Le traitement des données à caractère personnel, même en cas de consentement de la personne concernée, doit être conforme aux dispositions de la loi précitée. Si tel est le cas, il n'y a pas de violation flagrante de la vie privée des utilisateurs. La même loi précise en effet, en son article 5, a), que le consentement libre spécifique et informé de la personne concernée constitue un fondement légal pour le traitement des données à caractère personnel à des fins de marketing direct. Ce consentement peut être retiré à tout moment.

L'article 12, paragraphe 1er, troisième alinéa de la loi précitée précise que toute personne concernée dispose d'un droit de s'opposer, sur demande et gratuitement, au traitement de ces données à des fins de marketing direct. Dans sa récente proposition de règlement relative à la protection des données, la Commission européenne suggère d'ajouter que ce droit d'opposition soit explicitement proposé à la personne concernée d'une façon intelligible et qu'il puisse être clairement distingué d'autres informations. Cette proposition sera débattue sous peu au sein du Conseil de l'Union européenne.

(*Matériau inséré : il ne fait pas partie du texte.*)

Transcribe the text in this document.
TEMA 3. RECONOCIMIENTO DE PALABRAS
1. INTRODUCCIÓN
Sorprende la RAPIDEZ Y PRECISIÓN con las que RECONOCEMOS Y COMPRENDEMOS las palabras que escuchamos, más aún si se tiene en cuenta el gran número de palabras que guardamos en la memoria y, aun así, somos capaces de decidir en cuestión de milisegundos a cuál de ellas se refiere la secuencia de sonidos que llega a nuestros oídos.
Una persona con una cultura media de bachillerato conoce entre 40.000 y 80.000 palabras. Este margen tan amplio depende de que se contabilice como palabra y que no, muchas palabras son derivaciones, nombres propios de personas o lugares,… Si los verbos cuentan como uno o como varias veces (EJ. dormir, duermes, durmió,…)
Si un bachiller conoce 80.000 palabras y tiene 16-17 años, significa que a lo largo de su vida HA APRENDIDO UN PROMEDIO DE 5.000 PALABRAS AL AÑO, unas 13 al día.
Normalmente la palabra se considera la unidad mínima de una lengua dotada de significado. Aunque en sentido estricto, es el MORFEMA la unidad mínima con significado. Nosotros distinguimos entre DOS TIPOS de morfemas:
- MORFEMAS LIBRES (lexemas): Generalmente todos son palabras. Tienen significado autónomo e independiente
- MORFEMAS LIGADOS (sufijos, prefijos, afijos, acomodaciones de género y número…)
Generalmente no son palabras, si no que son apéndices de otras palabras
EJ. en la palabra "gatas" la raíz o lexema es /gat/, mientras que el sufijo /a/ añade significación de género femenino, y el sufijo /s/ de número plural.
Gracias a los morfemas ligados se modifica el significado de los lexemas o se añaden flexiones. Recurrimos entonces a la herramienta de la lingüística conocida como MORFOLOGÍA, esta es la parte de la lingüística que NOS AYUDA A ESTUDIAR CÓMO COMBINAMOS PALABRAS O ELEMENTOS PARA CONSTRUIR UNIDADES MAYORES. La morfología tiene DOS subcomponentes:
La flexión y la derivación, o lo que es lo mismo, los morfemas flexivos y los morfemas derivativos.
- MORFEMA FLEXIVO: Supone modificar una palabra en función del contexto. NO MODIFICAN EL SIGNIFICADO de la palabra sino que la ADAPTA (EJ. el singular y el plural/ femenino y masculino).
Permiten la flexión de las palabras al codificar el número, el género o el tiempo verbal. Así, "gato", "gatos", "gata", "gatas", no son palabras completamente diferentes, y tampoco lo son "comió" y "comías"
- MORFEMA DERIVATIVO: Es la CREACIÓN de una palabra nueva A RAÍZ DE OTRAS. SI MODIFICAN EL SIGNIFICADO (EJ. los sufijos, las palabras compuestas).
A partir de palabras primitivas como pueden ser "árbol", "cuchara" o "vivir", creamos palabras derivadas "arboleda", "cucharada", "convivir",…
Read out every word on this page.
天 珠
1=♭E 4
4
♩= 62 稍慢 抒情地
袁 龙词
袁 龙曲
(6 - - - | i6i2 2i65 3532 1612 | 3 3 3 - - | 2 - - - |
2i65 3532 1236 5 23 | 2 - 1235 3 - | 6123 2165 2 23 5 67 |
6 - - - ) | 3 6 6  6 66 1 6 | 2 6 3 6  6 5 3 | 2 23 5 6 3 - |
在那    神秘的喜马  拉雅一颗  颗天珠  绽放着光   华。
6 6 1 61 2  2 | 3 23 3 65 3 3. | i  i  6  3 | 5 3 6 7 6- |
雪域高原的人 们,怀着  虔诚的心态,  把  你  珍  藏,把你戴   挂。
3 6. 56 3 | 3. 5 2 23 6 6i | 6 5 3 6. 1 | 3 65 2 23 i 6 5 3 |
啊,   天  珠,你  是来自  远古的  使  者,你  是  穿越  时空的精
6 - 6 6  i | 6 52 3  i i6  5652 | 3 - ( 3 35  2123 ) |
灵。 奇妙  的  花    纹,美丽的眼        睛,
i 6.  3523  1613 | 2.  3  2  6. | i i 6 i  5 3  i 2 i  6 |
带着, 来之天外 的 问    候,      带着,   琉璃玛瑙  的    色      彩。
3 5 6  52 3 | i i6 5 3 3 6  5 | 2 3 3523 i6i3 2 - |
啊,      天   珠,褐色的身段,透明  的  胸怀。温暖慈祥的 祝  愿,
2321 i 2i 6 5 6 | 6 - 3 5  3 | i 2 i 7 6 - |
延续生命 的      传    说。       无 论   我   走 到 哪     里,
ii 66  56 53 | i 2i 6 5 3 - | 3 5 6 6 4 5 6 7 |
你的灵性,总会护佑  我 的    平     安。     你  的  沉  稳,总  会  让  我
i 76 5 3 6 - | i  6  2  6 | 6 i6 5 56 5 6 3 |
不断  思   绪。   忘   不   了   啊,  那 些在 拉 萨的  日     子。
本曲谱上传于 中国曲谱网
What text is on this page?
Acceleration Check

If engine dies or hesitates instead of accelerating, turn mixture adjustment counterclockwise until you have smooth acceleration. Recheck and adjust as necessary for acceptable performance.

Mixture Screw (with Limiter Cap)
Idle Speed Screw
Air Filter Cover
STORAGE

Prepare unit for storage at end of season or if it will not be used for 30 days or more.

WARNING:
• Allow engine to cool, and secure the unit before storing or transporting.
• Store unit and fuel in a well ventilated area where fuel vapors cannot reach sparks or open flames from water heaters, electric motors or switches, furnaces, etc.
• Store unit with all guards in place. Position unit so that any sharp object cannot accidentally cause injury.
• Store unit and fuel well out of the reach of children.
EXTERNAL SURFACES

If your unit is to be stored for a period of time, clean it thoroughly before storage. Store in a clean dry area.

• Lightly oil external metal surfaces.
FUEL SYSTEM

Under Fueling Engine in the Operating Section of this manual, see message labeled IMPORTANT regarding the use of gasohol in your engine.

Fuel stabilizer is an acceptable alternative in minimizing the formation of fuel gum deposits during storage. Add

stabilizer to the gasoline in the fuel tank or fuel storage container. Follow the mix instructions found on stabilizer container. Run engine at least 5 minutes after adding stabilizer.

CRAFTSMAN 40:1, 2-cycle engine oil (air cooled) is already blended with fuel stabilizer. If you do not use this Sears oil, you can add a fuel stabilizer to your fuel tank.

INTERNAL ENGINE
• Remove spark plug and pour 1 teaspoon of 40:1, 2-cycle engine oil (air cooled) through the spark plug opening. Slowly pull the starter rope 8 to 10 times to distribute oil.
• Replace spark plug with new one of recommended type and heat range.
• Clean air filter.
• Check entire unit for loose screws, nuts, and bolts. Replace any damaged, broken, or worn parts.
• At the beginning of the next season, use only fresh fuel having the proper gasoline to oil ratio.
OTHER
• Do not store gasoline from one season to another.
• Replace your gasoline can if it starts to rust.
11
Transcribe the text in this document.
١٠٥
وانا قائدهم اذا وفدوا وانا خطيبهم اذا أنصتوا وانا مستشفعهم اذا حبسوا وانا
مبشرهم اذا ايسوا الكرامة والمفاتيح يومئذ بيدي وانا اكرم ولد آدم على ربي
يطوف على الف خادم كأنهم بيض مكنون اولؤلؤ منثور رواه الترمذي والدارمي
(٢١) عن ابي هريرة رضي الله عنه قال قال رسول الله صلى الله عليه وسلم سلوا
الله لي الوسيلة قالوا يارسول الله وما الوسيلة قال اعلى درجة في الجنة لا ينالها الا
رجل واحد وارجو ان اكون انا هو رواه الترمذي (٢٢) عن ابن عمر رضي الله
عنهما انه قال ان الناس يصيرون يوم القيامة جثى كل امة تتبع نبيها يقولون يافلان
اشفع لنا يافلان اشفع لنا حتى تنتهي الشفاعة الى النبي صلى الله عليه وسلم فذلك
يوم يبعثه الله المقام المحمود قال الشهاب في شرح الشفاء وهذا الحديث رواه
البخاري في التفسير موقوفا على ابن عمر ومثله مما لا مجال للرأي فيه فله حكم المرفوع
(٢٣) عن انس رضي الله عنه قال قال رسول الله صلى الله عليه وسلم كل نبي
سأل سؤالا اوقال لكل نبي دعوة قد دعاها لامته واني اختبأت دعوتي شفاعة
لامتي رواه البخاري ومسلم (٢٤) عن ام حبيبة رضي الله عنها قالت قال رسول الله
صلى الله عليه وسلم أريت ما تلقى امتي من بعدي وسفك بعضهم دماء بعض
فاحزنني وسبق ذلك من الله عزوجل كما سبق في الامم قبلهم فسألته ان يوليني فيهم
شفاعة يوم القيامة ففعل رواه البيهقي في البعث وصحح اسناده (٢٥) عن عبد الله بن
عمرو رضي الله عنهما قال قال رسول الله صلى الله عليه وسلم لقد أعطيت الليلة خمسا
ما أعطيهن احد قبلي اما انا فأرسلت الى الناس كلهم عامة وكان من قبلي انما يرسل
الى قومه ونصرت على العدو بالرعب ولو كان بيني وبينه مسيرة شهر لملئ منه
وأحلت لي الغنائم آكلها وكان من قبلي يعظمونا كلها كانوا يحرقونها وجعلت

Enfin, si une personne estime que son droit à la vie privée a été violé dans le cadre du traitement de ses données à des fins de marketing direct, elle peut adresser une plainte à la Commission de protection de la vie privée.

Mme Fabienne Winckel (PS). - Je remercie la ministre de sa réponse. On sait que les conditions d'utilisation des outils que j'ai cités sont longues et que peu d'utilisateurs les lisent. La possibilité pour des tiers de se servir des données aux fins que j'ai indiquées est inquiétante. L'utilisation de ces nouvelles technologies pose vraiment un problème de respect de la vie privée qui doit rester un droit fondamental. Il convient dès lors de rester vigilant en la matière. Je serai attentive à ce que l'Union européenne décidera à ce sujet.